CHARLESTON – In a fireworks display two days before America's birthday, the West Virginia Supreme Court of Appeals launched asbestos suits of more than 1,000 railroad workers into the sky so they can fall where they belong.
The Justices affirmed Circuit Judge Arthur Recht of Wheeling, who dismissed mass suits against railways CSX and Norfolk Southern so plaintiffs can sue elsewhere.
They rejected a Pittsburgh lawyer's plea that the U.S. Constitution affords every American the right to sue in West Virginia regardless of any connection to the state.
They chose not to apply a 2006 decision, Morris v.
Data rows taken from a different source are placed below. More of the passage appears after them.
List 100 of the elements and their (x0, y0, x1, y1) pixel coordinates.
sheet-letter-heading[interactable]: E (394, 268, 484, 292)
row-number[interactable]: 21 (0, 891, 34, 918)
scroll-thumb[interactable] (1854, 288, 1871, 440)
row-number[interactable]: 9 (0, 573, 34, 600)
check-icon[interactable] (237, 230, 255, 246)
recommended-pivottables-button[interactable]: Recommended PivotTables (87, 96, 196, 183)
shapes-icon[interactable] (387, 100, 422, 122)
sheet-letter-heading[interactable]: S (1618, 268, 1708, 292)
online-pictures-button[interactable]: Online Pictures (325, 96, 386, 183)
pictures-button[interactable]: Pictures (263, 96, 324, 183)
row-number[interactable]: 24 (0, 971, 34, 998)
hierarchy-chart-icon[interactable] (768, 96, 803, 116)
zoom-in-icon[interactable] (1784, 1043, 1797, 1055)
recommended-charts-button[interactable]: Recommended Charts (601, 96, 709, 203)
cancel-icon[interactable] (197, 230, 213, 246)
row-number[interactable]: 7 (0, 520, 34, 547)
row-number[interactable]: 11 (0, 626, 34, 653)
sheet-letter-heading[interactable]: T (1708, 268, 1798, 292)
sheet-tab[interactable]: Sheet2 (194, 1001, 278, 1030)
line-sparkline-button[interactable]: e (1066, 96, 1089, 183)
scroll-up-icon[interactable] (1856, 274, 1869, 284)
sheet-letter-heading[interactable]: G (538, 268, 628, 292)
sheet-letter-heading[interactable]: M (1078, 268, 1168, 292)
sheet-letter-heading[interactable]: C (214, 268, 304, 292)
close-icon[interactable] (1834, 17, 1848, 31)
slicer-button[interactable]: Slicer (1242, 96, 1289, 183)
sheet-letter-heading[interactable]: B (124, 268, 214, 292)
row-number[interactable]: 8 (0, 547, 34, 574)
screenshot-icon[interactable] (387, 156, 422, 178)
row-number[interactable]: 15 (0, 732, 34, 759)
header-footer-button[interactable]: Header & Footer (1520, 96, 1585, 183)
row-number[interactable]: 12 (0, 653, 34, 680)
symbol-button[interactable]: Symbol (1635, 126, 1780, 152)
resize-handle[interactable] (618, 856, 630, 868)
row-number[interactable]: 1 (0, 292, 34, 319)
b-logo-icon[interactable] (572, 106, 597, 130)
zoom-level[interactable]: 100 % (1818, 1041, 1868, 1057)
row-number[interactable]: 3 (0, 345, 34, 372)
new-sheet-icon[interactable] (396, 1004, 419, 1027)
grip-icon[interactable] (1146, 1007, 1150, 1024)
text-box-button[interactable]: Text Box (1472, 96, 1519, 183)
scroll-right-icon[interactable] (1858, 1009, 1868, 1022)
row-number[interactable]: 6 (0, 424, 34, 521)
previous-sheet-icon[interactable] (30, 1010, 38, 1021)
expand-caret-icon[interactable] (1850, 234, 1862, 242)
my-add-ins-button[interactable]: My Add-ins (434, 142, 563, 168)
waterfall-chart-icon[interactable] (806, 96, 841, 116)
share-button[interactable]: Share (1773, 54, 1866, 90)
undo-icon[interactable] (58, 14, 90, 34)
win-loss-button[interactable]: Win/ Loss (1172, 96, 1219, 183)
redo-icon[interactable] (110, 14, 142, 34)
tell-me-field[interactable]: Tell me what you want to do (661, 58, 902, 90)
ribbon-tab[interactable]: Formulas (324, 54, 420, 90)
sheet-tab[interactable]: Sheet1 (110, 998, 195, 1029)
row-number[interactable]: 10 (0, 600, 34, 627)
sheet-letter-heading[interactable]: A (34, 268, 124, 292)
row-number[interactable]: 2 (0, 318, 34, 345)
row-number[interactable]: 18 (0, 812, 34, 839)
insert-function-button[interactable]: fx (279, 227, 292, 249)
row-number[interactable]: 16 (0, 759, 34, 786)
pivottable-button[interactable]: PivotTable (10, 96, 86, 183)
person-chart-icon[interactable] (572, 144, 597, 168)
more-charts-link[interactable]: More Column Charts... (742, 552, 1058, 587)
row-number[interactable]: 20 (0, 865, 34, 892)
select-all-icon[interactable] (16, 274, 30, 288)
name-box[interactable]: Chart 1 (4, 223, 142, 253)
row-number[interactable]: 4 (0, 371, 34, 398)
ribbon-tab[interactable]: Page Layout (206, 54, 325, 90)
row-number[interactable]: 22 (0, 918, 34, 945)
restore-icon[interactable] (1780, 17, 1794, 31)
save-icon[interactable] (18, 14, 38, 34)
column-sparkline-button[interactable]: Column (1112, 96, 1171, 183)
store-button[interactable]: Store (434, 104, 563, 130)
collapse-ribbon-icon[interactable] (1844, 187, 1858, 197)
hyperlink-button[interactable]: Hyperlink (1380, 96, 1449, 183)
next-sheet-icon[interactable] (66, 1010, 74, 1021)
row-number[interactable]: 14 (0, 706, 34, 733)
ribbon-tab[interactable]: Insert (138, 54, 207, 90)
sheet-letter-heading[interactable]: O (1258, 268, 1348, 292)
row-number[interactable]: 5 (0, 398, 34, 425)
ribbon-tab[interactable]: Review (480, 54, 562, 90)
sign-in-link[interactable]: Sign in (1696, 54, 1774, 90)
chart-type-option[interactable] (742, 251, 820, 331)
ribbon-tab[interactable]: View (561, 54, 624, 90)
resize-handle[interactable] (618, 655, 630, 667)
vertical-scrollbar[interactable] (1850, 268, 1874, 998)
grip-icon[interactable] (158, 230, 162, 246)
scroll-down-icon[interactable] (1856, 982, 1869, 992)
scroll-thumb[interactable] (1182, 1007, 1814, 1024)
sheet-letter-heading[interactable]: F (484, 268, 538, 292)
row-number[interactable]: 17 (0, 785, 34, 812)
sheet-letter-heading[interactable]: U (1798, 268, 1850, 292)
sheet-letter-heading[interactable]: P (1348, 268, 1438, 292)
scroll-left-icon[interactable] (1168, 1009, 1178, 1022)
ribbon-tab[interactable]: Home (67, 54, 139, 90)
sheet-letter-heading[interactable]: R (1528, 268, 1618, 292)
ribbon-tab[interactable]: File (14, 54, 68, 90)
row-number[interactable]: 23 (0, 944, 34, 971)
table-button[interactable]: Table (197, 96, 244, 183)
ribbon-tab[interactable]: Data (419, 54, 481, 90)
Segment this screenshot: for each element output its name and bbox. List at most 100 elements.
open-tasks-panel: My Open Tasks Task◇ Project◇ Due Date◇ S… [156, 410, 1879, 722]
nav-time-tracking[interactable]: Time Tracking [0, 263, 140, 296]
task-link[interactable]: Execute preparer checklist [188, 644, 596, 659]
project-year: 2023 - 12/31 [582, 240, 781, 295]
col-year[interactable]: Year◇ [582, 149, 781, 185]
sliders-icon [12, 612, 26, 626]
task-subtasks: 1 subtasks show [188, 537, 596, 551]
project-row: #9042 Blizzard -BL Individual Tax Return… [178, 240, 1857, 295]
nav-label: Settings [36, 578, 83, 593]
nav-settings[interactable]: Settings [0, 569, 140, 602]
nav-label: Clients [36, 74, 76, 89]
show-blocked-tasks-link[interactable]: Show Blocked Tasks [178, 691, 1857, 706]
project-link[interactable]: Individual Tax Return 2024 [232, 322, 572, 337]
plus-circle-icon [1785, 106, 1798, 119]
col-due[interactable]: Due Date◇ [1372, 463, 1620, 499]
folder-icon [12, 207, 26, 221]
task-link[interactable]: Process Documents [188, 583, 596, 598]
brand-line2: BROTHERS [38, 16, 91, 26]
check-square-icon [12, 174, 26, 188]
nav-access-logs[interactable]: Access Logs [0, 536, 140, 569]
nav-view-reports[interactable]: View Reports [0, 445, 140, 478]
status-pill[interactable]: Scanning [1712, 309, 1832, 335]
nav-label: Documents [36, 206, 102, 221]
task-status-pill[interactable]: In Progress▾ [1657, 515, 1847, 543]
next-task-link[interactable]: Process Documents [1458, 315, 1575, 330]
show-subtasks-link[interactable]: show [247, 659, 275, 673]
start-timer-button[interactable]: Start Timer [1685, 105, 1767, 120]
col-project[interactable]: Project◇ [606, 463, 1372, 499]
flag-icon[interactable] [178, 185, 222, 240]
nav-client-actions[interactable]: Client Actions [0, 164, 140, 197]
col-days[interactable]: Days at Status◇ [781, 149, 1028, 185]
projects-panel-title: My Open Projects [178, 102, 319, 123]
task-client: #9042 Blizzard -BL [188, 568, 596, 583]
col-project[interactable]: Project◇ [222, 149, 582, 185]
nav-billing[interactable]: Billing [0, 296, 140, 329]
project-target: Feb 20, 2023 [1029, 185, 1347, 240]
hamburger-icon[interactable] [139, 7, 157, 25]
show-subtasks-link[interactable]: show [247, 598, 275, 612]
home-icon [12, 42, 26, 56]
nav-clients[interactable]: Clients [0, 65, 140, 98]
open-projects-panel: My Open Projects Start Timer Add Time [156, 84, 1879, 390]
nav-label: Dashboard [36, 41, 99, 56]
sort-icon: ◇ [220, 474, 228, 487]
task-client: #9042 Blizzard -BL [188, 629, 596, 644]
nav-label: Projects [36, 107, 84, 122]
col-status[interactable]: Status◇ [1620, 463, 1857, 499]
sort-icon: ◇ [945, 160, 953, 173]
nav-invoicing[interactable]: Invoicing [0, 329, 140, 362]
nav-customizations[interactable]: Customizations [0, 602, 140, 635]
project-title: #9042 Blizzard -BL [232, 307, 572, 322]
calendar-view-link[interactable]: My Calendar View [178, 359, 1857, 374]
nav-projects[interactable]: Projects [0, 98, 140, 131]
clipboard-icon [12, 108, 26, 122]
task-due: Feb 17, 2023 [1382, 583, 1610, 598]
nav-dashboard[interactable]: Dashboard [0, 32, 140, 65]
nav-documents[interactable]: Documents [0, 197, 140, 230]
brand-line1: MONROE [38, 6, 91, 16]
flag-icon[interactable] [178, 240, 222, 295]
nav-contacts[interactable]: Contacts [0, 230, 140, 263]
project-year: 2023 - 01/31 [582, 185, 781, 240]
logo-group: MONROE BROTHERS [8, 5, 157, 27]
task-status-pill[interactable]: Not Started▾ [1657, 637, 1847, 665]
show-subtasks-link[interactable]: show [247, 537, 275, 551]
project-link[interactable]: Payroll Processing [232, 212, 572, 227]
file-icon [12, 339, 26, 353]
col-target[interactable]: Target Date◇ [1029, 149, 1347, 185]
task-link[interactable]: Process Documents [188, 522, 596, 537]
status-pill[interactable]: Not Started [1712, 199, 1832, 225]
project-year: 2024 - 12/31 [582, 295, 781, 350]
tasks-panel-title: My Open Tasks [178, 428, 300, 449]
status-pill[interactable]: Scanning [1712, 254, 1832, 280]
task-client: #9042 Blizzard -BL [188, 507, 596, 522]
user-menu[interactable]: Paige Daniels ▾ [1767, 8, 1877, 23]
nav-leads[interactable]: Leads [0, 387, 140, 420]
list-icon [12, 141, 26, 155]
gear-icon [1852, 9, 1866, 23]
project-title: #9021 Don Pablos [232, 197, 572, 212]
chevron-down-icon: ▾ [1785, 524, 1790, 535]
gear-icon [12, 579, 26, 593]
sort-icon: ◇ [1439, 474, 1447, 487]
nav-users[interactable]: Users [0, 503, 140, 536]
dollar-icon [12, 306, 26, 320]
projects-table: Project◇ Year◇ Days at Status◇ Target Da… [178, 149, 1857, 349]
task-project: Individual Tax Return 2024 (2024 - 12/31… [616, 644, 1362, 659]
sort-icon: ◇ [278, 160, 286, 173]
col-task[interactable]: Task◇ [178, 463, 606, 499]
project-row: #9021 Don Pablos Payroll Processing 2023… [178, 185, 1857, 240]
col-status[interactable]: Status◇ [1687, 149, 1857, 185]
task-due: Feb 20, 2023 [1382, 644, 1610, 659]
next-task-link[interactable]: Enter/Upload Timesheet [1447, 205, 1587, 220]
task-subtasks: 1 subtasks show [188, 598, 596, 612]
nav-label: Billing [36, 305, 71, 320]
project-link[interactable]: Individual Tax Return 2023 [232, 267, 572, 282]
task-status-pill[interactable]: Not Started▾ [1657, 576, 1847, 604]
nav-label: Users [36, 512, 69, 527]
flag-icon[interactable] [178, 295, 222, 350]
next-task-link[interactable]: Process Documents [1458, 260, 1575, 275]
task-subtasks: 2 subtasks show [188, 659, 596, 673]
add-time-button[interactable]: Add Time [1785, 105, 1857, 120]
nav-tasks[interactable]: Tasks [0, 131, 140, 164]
Crown Equipment, granting West Virginia jurisdiction in a dispute from another state.
In Morris, they wrote, the roster of defendants included a West Virginia corporation.
Without that connection, they decided, Morris did not apply to the asbestos suits.
Scott Marshall, Robert Daley and Aaron Rihn, of Robert Pierce and Associates in Pittsburgh, filed the suits in various courts on behalf of more than 1,000 railroad workers.
They asserted claims under the Federal Employers' Liability Act, which grants broad latitude in fixing jurisdiction for workers in motion.
The Supreme Court of Appeals consolidated the suits in Kanawha Circuit Court and assigned them to Recht as visiting judge for asbestos cases.
The railways moved to dismiss, and the motion remained pending while the Supreme Court of Appeals thrashed out its opinion in Morris.
Recht granted the motion, ruling that Morris did not apply.
Plaintiffs appealed, quoting from the U. S. Constitution that "Citizens of each State shall be entitled to all Privileges and Immunities of Citizens in the several States."
The Justices rejected that argument and declared they found nothing in federal law imposing a duty on Recht to hear the claims.
Luke Lafferre, Alicia Deligne and Marc Williams of Huddleston Bolen in Huntington represented CSX and Norfolk Southern.